SEATTLE — A tragic crash has a deputy fighting for his life, as friends remember a Seattle woman who devoted her career to providing legal aid to immigrants.
She was killed when a deputy lost control behind the wheel, creating a double tragedy.
A growing memorial in Seattle’s Georgetown neighborhood is a testament to the impact of the life and death of Sarah Leyrer.
But the King County Sheriff’s deputy who plowed into her car is fighting his own battle to survive.
They keep coming, those who knew and cared for 42-year-old Leyrer, now trying to cope with her sudden death.
Elizabeth Graham read from a message left by Leyrer’s aunt and uncle.
“It says ‘we love you, Sarah, you will be in our hearts forever,’ " she read.
Leyrer, she says, was part of a gaggle of kids who grew up on Queen Anne Hill, including Graham’s children.
“For me, Sarah will always be my shining star because, from a very young age, she was rooted in activism, in social activism,” said Graham.
That root apparently blossomed into a life of service.
After spending a year of high school in Uruguay, Leyrer enrolled at Seattle University Law school and was , determined to work for immigrant rights.
That’s where she met and bonded with now Seattle City Council President Lorena Gonzalez.
“We shared a desk in a small office at Casa Latina when it was first a little baby organization,” said Gonzalez. “And she was always just completely devoted to immigrants and their rights in the workplace.”
Leyrer’s life came to a tragic end Saturday afternoon.
She was waiting in the car for her husband, who was shopping in a nearby pet store.
King County Sheriff’s deputy Reggie Thomas was barreling down Airport Way South in the midst, says his family, of a massive stroke.
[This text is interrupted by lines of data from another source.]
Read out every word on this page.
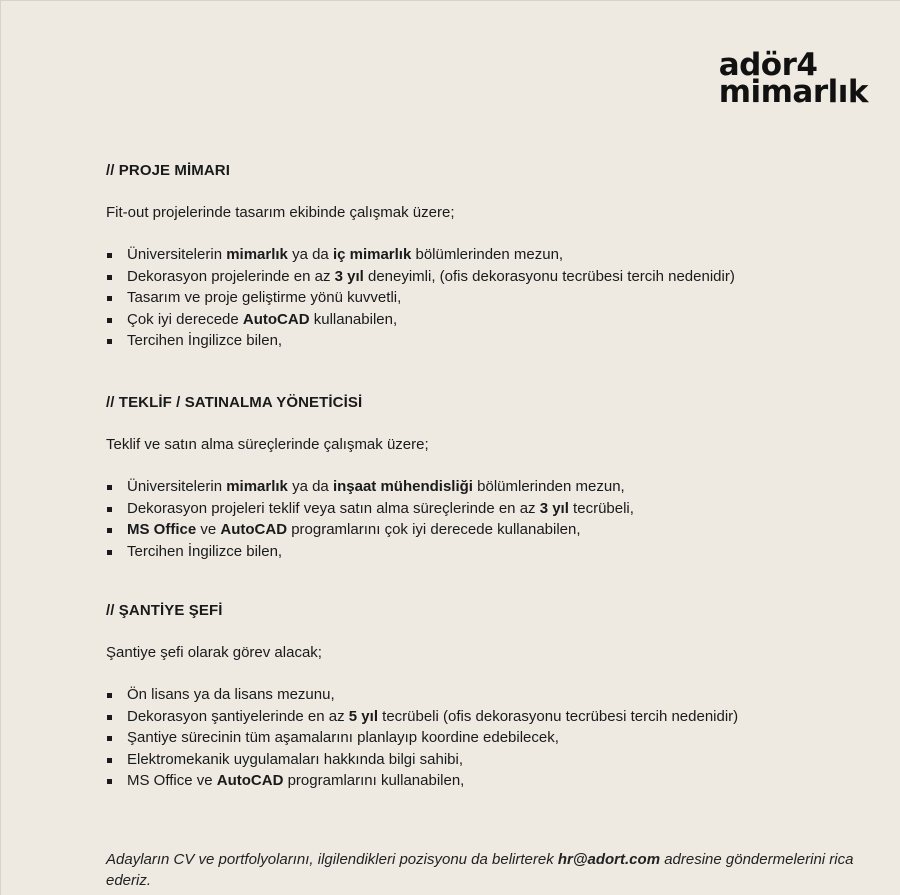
adör4
mimarlık
// PROJE MİMARI

Fit-out projelerinde tasarım ekibinde çalışmak üzere;

Üniversitelerin mimarlık ya da iç mimarlık bölümlerinden mezun,
Dekorasyon projelerinde en az 3 yıl deneyimli, (ofis dekorasyonu tecrübesi tercih nedenidir)
Tasarım ve proje geliştirme yönü kuvvetli,
Çok iyi derecede AutoCAD kullanabilen,
Tercihen İngilizce bilen,
// TEKLİF / SATINALMA YÖNETİCİSİ

Teklif ve satın alma süreçlerinde çalışmak üzere;

Üniversitelerin mimarlık ya da inşaat mühendisliği bölümlerinden mezun,
Dekorasyon projeleri teklif veya satın alma süreçlerinde en az 3 yıl tecrübeli,
MS Office ve AutoCAD programlarını çok iyi derecede kullanabilen,
Tercihen İngilizce bilen,
// ŞANTİYE ŞEFİ

Şantiye şefi olarak görev alacak;

Ön lisans ya da lisans mezunu,
Dekorasyon şantiyelerinde en az 5 yıl tecrübeli (ofis dekorasyonu tecrübesi tercih nedenidir)
Şantiye sürecinin tüm aşamalarını planlayıp koordine edebilecek,
Elektromekanik uygulamaları hakkında bilgi sahibi,
MS Office ve AutoCAD programlarını kullanabilen,

Adayların CV ve portfolyolarını, ilgilendikleri pozisyonu da belirterek hr@adort.com adresine göndermelerini rica ederiz.
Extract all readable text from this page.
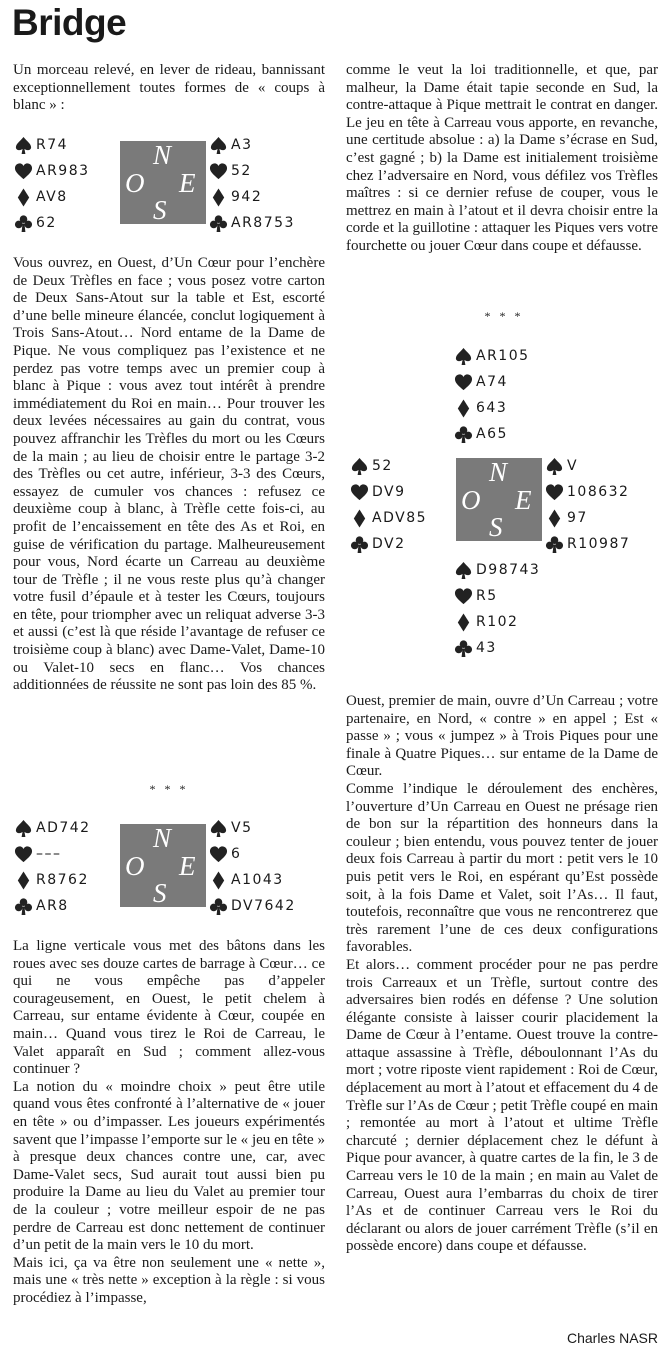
Bridge

Un morceau relevé, en lever de rideau, bannissant exceptionnellement toutes formes de « coups à blanc » :

R74
AR983
AV8
62
N
O E
S
A3
52
942
AR8753

Vous ouvrez, en Ouest, d’Un Cœur pour l’enchère de Deux Trèfles en face ; vous posez votre carton de Deux Sans-Atout sur la table et Est, escorté d’une belle mineure élancée, conclut logiquement à Trois Sans-Atout… Nord entame de la Dame de Pique. Ne vous compliquez pas l’existence et ne perdez pas votre temps avec un premier coup à blanc à Pique : vous avez tout intérêt à prendre immédiatement du Roi en main… Pour trouver les deux levées nécessaires au gain du contrat, vous pouvez affranchir les Trèfles du mort ou les Cœurs de la main ; au lieu de choisir entre le partage 3-2 des Trèfles ou cet autre, inférieur, 3-3 des Cœurs, essayez de cumuler vos chances : refusez ce deuxième coup à blanc, à Trèfle cette fois-ci, au profit de l’encaissement en tête des As et Roi, en guise de vérification du partage. Malheureusement pour vous, Nord écarte un Carreau au deuxième tour de Trèfle ; il ne vous reste plus qu’à changer votre fusil d’épaule et à tester les Cœurs, toujours en tête, pour triompher avec un reliquat adverse 3-3 et aussi (c’est là que réside l’avantage de refuser ce troisième coup à blanc) avec Dame-Valet, Dame-10 ou Valet-10 secs en flanc… Vos chances additionnées de réussite ne sont pas loin des 85 %.

* * *
AD742
–––
R8762
AR8
N
O E
S
V5
6
A1043
DV7642

La ligne verticale vous met des bâtons dans les roues avec ses douze cartes de barrage à Cœur… ce qui ne vous empêche pas d’appeler courageusement, en Ouest, le petit chelem à Carreau, sur entame évidente à Cœur, coupée en main… Quand vous tirez le Roi de Carreau, le Valet apparaît en Sud ; comment allez-vous continuer ?

La notion du « moindre choix » peut être utile quand vous êtes confronté à l’alternative de « jouer en tête » ou d’impasser. Les joueurs expérimentés savent que l’impasse l’emporte sur le « jeu en tête » à presque deux chances contre une, car, avec Dame-Valet secs, Sud aurait tout aussi bien pu produire la Dame au lieu du Valet au premier tour de la couleur ; votre meilleur espoir de ne pas perdre de Carreau est donc nettement de continuer d’un petit de la main vers le 10 du mort.

Mais ici, ça va être non seulement une « nette », mais une « très nette » exception à la règle : si vous procédiez à l’impasse,

comme le veut la loi traditionnelle, et que, par malheur, la Dame était tapie seconde en Sud, la contre-attaque à Pique mettrait le contrat en danger. Le jeu en tête à Carreau vous apporte, en revanche, une certitude absolue : a) la Dame s’écrase en Sud, c’est gagné ; b) la Dame est initialement troisième chez l’adversaire en Nord, vous défilez vos Trèfles maîtres : si ce dernier refuse de couper, vous le mettrez en main à l’atout et il devra choisir entre la corde et la guillotine : attaquer les Piques vers votre fourchette ou jouer Cœur dans coupe et défausse.

* * *
AR105
A74
643
A65
52
DV9
ADV85
DV2
N
O E
S
V
108632
97
R10987
D98743
R5
R102
43

Ouest, premier de main, ouvre d’Un Carreau ; votre partenaire, en Nord, « contre » en appel ; Est « passe » ; vous « jumpez » à Trois Piques pour une finale à Quatre Piques… sur entame de la Dame de Cœur.

Comme l’indique le déroulement des enchères, l’ouverture d’Un Carreau en Ouest ne présage rien de bon sur la répartition des honneurs dans la couleur ; bien entendu, vous pouvez tenter de jouer deux fois Carreau à partir du mort : petit vers le 10 puis petit vers le Roi, en espérant qu’Est possède soit, à la fois Dame et Valet, soit l’As… Il faut, toutefois, reconnaître que vous ne rencontrerez que très rarement l’une de ces deux configurations favorables.

Et alors… comment procéder pour ne pas perdre trois Carreaux et un Trèfle, surtout contre des adversaires bien rodés en défense ? Une solution élégante consiste à laisser courir placidement la Dame de Cœur à l’entame. Ouest trouve la contre-attaque assassine à Trèfle, déboulonnant l’As du mort ; votre riposte vient rapidement : Roi de Cœur, déplacement au mort à l’atout et effacement du 4 de Trèfle sur l’As de Cœur ; petit Trèfle coupé en main ; remontée au mort à l’atout et ultime Trèfle charcuté ; dernier déplacement chez le défunt à Pique pour avancer, à quatre cartes de la fin, le 3 de Carreau vers le 10 de la main ; en main au Valet de Carreau, Ouest aura l’embarras du choix de tirer l’As et de continuer Carreau vers le Roi du déclarant ou alors de jouer carrément Trèfle (s’il en possède encore) dans coupe et défausse.

Charles NASR
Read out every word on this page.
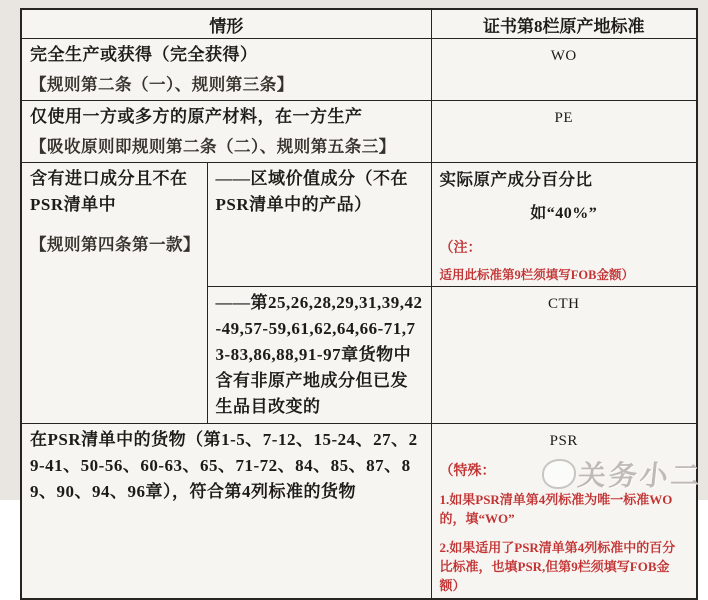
情形		证书第8栏原产地标准

完全生产或获得（完全获得）
【规则第二条（一）、规则第三条】		WO

仅使用一方或多方的原产材料，在一方生产
【吸收原则即规则第二条（二）、规则第五条三】		PE

含有进口成分且不在PSR清单中
【规则第四条第一款】	——区域价值成分（不在PSR清单中的产品）	实际原产成分百分比
如“40%”
（注：
适用此标准第9栏须填写FOB金额）

	——第25,26,28,29,31,39,42-49,57-59,61,62,64,66-71,73-83,86,88,91-97章货物中含有非原产地成分但已发生品目改变的	CTH

在PSR清单中的货物（第1-5、7-12、15-24、27、29-41、50-56、60-63、65、71-72、84、85、87、89、90、94、96章），符合第4列标准的货物		PSR
（特殊：
1.如果PSR清单第4列标准为唯一标准WO的，填“WO”
2.如果适用了PSR清单第4列标准中的百分比标准，也填PSR,但第9栏须填写FOB金额）
关务小二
He plowed into three parked vehicles, killing Leyrer and her beloved cat, Yeller, instantly.
“The sound of the impact and the force of the impact shook the building,” said Joel Benjamin.
It left Benjamin and others who witnessed the aftermath shaken, too.
“Moment by moment, you know every moment is precious because you never know,” said Benjamin. “You literally never know.”
Deputy Thomas’s family released a statement saying that their deepest condolences go out to Leyrer’s family.